Uma vez instituído, o regime sul-americano de proteção da democracia será o mais bem equipado do mundo. Além de medidas soft e hard convencionais, tais como a realização de bons ofícios e de gestões diplomáticas (Artigo 5) e a suspensão do direito do Estado afetado de participar do bloco (Artigo 4), as quais constam, por exemplo, no Protocolo de Ushuaia do Mercosul e na Carta Democrática Interamericana da OEA, o Projeto de Protocolo da Unasul prevê um conjunto de medidas inéditas. Diante de ameaças à ordem democrática, a Unasul poderá:
I. fechar total ou parcialmente as fronteiras terrestres com o Estado afetado e suspender e/ou limitar o comércio, o tráfego aéreo e marítimo, as comunicações e a provisão de energia, serviços e bens;
II. promover a suspensão do Estado afetado no âmbito de outras organizações regionais e internacionais;
III. promover, junto a terceiros países ou blocos, a suspensão dos direitos e benefícios do Estado afetado, derivados de acordos de cooperação a que este tenha aderido (Artigo 4).
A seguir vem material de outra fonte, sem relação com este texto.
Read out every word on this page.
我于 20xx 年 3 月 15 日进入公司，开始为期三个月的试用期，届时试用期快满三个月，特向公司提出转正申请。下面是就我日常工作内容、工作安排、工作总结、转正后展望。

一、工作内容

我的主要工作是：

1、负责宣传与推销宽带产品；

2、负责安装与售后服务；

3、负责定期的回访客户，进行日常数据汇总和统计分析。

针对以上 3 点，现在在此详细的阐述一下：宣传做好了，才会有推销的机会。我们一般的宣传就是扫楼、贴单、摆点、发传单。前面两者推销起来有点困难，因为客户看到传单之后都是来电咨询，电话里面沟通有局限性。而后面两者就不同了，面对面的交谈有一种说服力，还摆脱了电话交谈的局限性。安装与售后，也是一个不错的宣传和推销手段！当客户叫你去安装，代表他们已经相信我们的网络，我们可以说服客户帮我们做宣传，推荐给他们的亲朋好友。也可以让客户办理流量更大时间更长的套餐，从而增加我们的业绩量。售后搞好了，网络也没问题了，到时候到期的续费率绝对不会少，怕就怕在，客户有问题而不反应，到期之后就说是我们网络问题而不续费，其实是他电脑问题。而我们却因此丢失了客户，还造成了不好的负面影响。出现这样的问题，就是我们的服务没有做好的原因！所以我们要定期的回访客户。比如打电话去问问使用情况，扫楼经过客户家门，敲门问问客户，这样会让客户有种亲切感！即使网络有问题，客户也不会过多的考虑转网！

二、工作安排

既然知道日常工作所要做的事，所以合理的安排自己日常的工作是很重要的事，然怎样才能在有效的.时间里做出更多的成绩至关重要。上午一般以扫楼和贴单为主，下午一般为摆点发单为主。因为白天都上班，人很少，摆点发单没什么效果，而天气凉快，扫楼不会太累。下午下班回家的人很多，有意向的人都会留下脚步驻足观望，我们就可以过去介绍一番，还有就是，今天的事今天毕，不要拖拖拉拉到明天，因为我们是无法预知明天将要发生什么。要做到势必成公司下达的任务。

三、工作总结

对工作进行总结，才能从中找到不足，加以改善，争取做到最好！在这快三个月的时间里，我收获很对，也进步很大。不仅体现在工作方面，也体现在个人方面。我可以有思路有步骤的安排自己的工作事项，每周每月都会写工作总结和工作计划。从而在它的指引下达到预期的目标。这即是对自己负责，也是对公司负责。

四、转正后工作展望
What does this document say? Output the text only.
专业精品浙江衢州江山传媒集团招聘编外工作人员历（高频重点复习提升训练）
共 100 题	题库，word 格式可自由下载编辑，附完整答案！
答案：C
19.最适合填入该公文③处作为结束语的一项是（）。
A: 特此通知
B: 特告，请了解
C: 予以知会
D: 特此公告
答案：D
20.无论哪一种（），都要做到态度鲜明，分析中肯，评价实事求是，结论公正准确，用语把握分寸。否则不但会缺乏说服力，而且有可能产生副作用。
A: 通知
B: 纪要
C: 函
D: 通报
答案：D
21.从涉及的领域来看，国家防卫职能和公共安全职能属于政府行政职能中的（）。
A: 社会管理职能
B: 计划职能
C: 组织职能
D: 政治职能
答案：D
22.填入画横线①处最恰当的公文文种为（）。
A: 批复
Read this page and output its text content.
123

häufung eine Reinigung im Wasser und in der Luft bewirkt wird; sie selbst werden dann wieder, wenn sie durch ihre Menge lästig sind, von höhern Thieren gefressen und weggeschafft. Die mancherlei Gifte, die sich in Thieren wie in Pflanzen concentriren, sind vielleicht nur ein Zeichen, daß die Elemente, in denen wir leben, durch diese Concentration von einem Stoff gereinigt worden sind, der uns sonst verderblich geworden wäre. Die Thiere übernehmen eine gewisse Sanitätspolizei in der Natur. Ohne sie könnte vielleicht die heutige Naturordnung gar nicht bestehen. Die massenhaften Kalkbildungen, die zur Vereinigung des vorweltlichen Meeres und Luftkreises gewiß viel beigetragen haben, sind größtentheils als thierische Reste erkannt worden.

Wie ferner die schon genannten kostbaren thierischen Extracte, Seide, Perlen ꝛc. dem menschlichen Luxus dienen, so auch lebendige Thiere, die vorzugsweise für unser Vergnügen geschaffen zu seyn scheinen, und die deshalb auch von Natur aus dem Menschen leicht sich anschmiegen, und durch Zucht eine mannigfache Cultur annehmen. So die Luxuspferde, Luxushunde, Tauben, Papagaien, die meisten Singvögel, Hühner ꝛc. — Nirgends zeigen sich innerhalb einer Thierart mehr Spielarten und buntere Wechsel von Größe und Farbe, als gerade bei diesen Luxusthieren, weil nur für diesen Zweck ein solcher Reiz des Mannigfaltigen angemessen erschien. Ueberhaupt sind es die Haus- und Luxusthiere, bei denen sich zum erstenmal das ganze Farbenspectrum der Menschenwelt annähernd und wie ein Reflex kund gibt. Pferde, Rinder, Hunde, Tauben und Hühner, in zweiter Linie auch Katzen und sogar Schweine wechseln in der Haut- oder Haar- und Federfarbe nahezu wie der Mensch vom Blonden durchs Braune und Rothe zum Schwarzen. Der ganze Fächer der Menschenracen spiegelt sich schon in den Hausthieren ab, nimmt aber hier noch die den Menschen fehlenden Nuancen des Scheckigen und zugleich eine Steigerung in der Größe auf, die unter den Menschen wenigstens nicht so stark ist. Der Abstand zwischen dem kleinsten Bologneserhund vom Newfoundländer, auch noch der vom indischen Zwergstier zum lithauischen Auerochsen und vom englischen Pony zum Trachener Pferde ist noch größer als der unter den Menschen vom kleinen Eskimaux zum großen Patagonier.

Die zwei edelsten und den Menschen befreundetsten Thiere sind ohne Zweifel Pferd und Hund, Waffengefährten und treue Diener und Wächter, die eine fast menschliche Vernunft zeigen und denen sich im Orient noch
O potencial dissuasório dessas medidas é enorme. Se antes a ruptura da ordem democrática significava, na prática, a cessação dos benefícios econômicos derivados da integração regional (HOFFMAN, 2005), daqui para frente ela poderá significar a cessação de todo o intercâmbio econômico com os países vizinhos, ou mesmo com o mundo, em razão do fechamento das fronteiras. Da mesma forma, se antes o Estado afetado poderia ser marginalizado da política regional (PEVEHOUSE, 2005), daqui para frente ele poderá ser posto em ‘quarentena’, sendo suspenso não apenas da Unasul, mas também do Mercosul, da CAN, do Grupo do Rio ou da OEA, se for o caso, assim como de arranjos de cooperação bi-regional, os quais pressupõem filiação a blocos regionais. O Estado afetado poderá, ademais, ter o seu relacionamento bilateral com terceiros países ou blocos gravemente abalado, devido às pressões diplomáticas que a Unasul fará para isolá-lo da comunidade internacional. Medidas dessa natureza foram consideraras recentemente, na Declaración de Buenos Aires sobre la situación en Equador, de 1° de outubro deste ano. Ao que parece, a mera hipótese de que poderiam ser aplicadas contribuiu para a resolução da grave crise político-institucional que ocorreu no país. Em tese, a Unasul pode elevar os custos político-econômicos da conduta desviante a um patamar que nenhum outro organismo regional ou internacional alcança.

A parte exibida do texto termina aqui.